Empresa de transporte deve indenizar passageira que se acidentou em ônibus

Mulher teve fratura na vértebra e ficou incapacitada para o trabalho por mais de um ano

Uma empresa de ônibus que faz transporte público em Belo Horizonte foi condenada a pagar indenização por danos morais no valor de R$ 20 mil a uma passageira que levou um tombo dentro do coletivo. O acidente resultou em um traumatismo em sua vértebra torácica.

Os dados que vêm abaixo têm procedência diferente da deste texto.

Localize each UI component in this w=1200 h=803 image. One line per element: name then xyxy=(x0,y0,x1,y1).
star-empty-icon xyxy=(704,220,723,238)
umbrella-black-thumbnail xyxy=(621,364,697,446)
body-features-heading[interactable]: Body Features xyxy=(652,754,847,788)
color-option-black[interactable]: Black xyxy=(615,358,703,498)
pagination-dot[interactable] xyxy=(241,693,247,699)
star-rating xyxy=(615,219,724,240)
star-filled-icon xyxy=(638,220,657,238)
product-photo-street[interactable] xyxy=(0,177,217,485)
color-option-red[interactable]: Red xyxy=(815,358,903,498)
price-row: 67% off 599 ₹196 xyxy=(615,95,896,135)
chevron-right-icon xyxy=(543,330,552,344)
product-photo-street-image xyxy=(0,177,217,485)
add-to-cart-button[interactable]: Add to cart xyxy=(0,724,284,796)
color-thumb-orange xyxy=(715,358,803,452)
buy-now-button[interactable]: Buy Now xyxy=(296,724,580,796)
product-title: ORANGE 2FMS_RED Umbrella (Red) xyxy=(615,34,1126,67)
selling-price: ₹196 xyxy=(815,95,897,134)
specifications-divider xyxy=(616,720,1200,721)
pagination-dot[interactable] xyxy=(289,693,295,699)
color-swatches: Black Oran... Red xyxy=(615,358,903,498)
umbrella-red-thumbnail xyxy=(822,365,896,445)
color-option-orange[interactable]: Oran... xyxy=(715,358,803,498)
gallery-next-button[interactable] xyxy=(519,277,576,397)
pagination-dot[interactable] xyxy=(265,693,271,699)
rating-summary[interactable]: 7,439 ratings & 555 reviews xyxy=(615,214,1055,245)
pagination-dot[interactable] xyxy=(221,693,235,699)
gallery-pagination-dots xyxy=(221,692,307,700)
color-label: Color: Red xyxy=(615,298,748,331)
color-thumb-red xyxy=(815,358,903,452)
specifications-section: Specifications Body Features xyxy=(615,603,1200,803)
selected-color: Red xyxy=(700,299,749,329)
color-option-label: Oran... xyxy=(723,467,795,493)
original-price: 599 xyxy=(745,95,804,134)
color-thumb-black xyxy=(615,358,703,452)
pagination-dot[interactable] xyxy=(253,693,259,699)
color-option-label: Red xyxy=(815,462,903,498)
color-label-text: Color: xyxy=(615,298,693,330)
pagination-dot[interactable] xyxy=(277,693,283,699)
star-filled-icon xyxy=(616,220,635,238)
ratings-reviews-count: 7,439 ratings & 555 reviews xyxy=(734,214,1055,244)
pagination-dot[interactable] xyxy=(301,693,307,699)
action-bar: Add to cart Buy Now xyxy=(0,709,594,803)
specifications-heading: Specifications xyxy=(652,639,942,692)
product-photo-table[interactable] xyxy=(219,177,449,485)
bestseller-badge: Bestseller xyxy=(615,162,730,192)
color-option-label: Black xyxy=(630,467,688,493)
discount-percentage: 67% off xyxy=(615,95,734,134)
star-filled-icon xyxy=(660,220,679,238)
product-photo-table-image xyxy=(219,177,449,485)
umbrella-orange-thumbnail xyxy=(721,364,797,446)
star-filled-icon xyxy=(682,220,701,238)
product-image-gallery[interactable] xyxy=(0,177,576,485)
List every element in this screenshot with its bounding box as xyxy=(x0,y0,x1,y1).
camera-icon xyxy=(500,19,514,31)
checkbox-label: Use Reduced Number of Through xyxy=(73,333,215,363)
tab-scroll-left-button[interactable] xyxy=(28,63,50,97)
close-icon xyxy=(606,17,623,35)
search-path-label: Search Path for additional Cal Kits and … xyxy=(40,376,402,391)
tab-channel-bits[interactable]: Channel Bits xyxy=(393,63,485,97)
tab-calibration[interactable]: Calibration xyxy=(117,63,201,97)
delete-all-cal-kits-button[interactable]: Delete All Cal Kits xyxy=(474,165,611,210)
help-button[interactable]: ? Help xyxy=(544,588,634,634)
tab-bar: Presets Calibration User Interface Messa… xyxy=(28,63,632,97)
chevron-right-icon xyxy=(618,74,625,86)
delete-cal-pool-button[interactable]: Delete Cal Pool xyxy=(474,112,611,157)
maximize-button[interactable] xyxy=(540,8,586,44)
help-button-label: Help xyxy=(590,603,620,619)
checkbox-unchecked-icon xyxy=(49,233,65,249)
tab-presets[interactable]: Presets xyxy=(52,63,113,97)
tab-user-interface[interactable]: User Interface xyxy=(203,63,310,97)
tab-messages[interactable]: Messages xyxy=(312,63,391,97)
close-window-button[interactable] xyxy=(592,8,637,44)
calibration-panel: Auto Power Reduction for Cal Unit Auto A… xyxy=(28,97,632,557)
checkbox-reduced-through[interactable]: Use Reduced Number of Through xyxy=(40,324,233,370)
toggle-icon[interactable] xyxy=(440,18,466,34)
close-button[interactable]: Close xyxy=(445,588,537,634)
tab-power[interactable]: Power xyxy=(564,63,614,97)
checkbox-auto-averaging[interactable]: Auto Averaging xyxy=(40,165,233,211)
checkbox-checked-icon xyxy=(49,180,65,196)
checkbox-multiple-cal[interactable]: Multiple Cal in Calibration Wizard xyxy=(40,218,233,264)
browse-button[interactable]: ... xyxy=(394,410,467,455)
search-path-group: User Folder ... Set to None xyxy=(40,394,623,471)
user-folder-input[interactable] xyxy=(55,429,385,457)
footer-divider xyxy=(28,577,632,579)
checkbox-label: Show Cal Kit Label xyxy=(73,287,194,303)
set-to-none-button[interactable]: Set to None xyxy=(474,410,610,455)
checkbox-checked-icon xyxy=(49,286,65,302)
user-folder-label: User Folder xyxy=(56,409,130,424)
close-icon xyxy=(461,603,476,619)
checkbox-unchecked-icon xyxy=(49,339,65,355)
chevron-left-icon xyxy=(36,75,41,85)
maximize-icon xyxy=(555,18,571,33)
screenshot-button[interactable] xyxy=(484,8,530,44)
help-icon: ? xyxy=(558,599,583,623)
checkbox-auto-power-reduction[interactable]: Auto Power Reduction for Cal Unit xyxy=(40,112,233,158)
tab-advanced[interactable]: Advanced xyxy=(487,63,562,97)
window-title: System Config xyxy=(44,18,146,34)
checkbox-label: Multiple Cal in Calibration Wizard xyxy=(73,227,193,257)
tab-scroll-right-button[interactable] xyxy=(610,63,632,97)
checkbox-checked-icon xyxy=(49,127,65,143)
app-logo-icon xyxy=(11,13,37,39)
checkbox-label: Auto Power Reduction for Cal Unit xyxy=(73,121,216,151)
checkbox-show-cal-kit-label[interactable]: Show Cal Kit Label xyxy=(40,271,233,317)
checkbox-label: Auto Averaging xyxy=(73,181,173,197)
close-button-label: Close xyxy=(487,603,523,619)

A decisão, proferida no dia 16/12, é da juíza Danielle Christiane Costa Machado de Castro Cotta, da  2ª Vara Regional do Barreiro.

De acordo com o processo, o condutor do veículo passou por uma lombada estando acima da velocidade indicada para a via, ocasionando a queda da passageira. Com o impacto, ela sofreu fratura na vértebra e, mesmo tendo feito tratamento com uso diário de colete ortopédico, teve que se submeter a uma intervenção cirúrgica. A situação, ainda segundo o documento, fez com que a passageira se tornasse dependente de terceiros para exercício de atividades diárias, o que lhe causou grande abalo emocional.

A empresa, em sua defesa, não negou a ocorrência do acidente nem a narrativa da passageira, mas questionou as consequências do acidente na vida e saúde da mulher. Para a empresa, o acidente não seria suficiente para motivar a indenização requerida, assegurando que as despesas com medicamentos e aparatos cirúrgicos foram restituídas.

A juíza discordou. “Restou esclarecido que a autora ficou totalmente incapacitada nos seis dias subsequentes ao acidente, apresentou incapacidade geral parcial pelo período de quatro meses e incapacidade laboral pelo prazo de 1,5 ano. Neste contexto, entendo que, apesar de o acidente não trazer repercussões atuais para saúde da autora, esta padeceu de danos de ordem moral ao ficar impossibilitada total e parcialmente para exercício das atividades diárias durante os períodos acima relatados”.

Além da indenização por dano moral, a pedido da passageira, a magistrada determinou o pagamento R$  R$ 55,60, referente a danos materiais, que foram comprovados no processo.